Prior to booking the first four legs of my journey, I asked myself this morning: Self, will there even be time to read while you're trekking by train across the US of A? I had laid out a stack of books for myself and when I looked at them this morning, as I was imagining the characters I will be meeting - including the ones I will be building in my head - it occurred to me that perhaps there will be no time for me to delve into the worlds of other's imaginations. Maybe that is shortsighted, yet I can't help but feel that I will need all of the headspace possible so I may be creating worlds of my own.
Ayn Rand's The Fountainhead is coming with me regardless. Such an incredible work of literary art, I am but 3/4 the way through and am so excited to complete it and then start all over again. Just under 700 pages containing the magical descriptions of modern architecture and the human form. Rand's words spill like carmel from the pages and I seductively lap up every last drop. The contrast of the characters and what they each represent symbolically is the pinnacle of any great novelist's work. I aspire to be such a literary genius, but feel flattened by a society that snorts upon round pegs in square holes. On the surface I may appear to be more Peter Keating than Howard Roark, but my soul knows damn well that I am pure Dominique Francon. As she has been described as a character with contradictory assertions. Some mistaken, her actions are seen as a logical ideal of how her black and white ideas play out. Like Dominique, I myself am a "fence-sitter" and it is rare that you can know what to expect out of me. Although, I know I am much more loving and human than Dominique, her personification might possibly fit me best out of all of Rand's Fountainhead characters.

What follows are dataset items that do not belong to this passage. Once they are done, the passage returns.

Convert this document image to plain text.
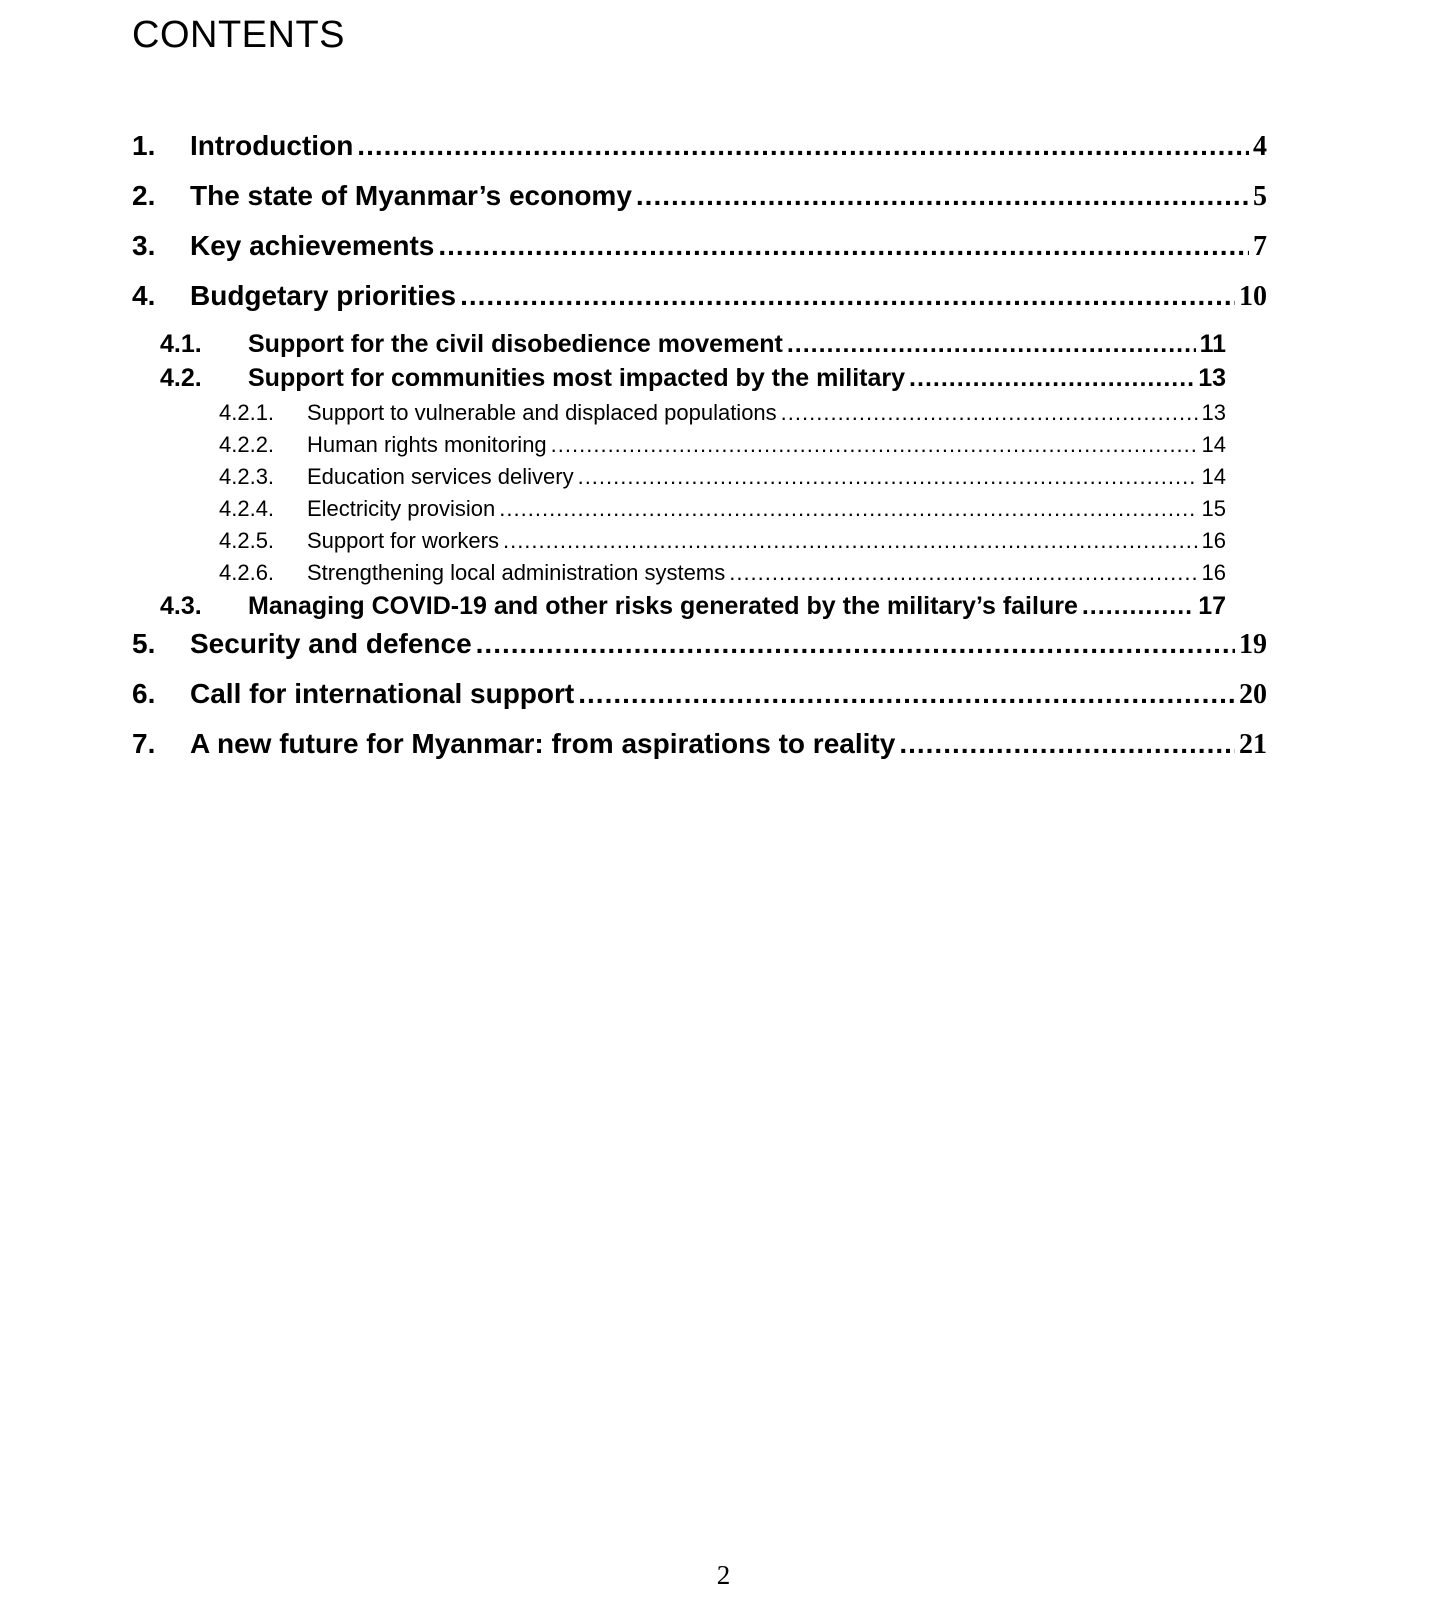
CONTENTS
1.	Introduction .....	4
2.	The state of Myanmar’s economy .....	5
3.	Key achievements .....	7
4.	Budgetary priorities .....	10
4.1.	Support for the civil disobedience movement .....	11
4.2.	Support for communities most impacted by the military .....	13
4.2.1.	Support to vulnerable and displaced populations .....	13
4.2.2.	Human rights monitoring .....	14
4.2.3.	Education services delivery .....	14
4.2.4.	Electricity provision .....	15
4.2.5.	Support for workers .....	16
4.2.6.	Strengthening local administration systems .....	16
4.3.	Managing COVID-19 and other risks generated by the military’s failure .....	17
5.	Security and defence .....	19
6.	Call for international support .....	20
7.	A new future for Myanmar: from aspirations to reality .....	21
2
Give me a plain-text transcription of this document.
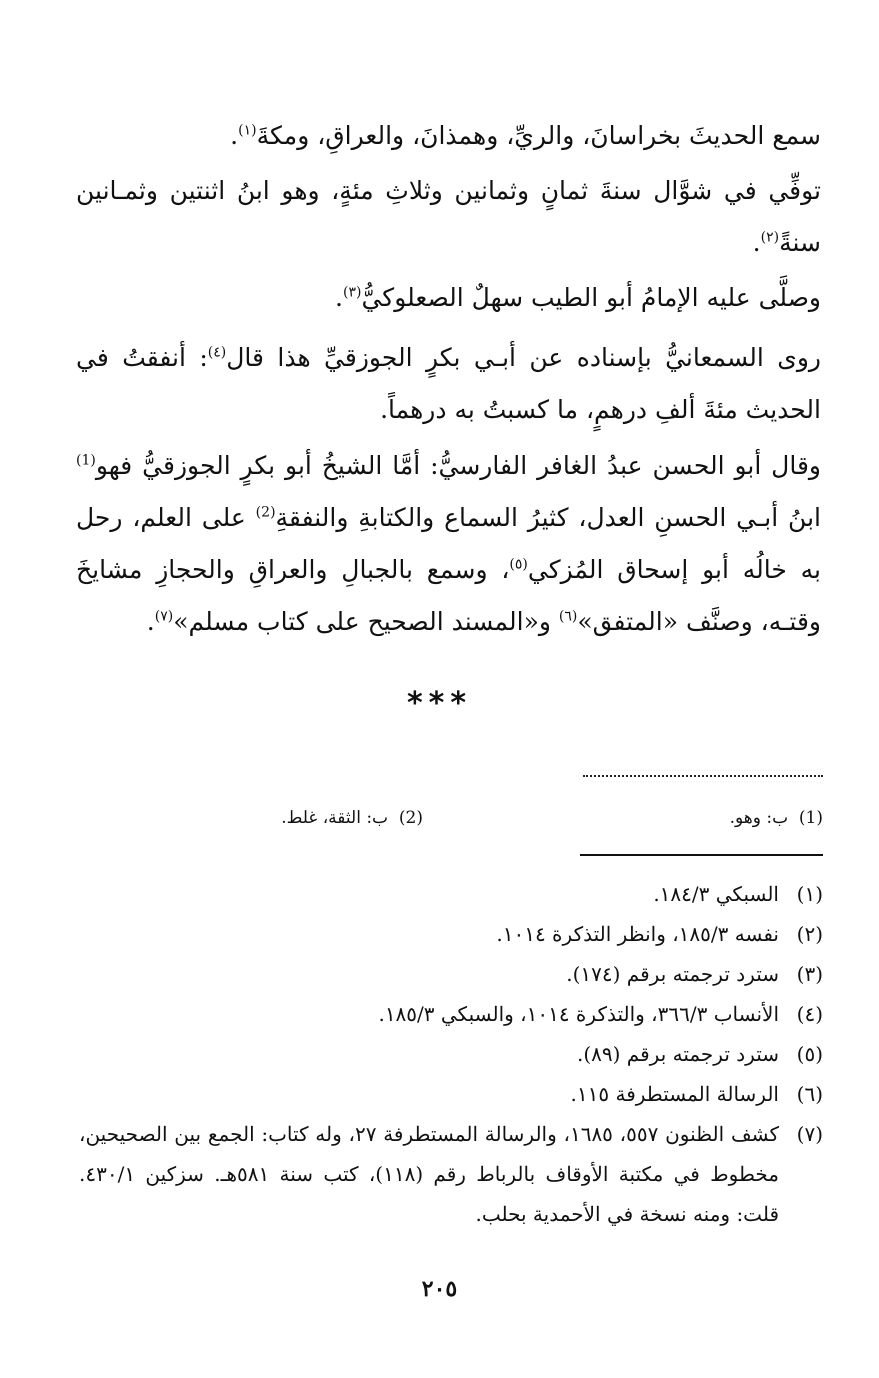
سمع الحديثَ بخراسانَ، والريِّ، وهمذانَ، والعراقِ، ومكةَ$^{(١)}$.

توفِّي في شوَّال سنةَ ثمانٍ وثمانين وثلاثِ مئةٍ، وهو ابنُ اثنتين وثمـانين سنةً$^{(٢)}$.

وصلَّى عليه الإمامُ أبو الطيب سهلٌ الصعلوكيُّ$^{(٣)}$.

روى السمعانيُّ بإسناده عن أبـي بكرٍ الجوزقيِّ هذا قال$^{(٤)}$: أنفقتُ في الحديث مئةَ ألفِ درهمٍ، ما كسبتُ به درهماً.

وقال أبو الحسن عبدُ الغافر الفارسيُّ: أمَّا الشيخُ أبو بكرٍ الجوزقيُّ فهو$^{(1)}$ ابنُ أبـي الحسنِ العدل، كثيرُ السماع والكتابةِ والنفقةِ$^{(2)}$ على العلم، رحل به خالُه أبو إسحاق المُزكي$^{(٥)}$، وسمع بالجبالِ والعراقِ والحجازِ مشايخَ وقتـه، وصنَّف «المتفق»$^{(٦)}$ و«المسند الصحيح على كتاب مسلم»$^{(٧)}$.

***
(1)  ب: وهو.
(2)  ب: الثقة، غلط.
(١)
السبكي ١٨٤/٣.
(٢)
نفسه ١٨٥/٣، وانظر التذكرة ١٠١٤.
(٣)
سترد ترجمته برقم (١٧٤).
(٤)
الأنساب ٣٦٦/٣، والتذكرة ١٠١٤، والسبكي ١٨٥/٣.
(٥)
سترد ترجمته برقم (٨٩).
(٦)
الرسالة المستطرفة ١١٥.
(٧)
كشف الظنون ٥٥٧، ١٦٨٥، والرسالة المستطرفة ٢٧، وله كتاب: الجمع بين الصحيحين، مخطوط في مكتبة الأوقاف بالرباط رقم (١١٨)، كتب سنة ٥٨١هـ. سزكين ٤٣٠/١. قلت: ومنه نسخة في الأحمدية بحلب.
٢٠٥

With my trip almost halfway booked, I am still well aware that anything can happen at any time, forcing change upon any already planned legs or stops, people or places. The intent of this trip is not to be rigid in my schedule and rather flexible so that smelling the roses is a natural occurrence with each of my movements. However, I have decided to reach out to many people in advance: friends, family and even people of the literary and publishing world. It's like I am sticking my tongue out in the rain and I know I will get many hits of liquid atmosphere; all will be special and unique. One sprinkle may change my life, where others may simply make me smile or open my eyes. I will accept all drops with love and drink them up. Perhaps I misspoke in first declaring my goal. I am not going out simply to become a published author. No, I am going out to reach and touch glimmering souls like myself who wish nothing more than to be seen and treated as a beautiful human and who only try to do the best they can with each passing day.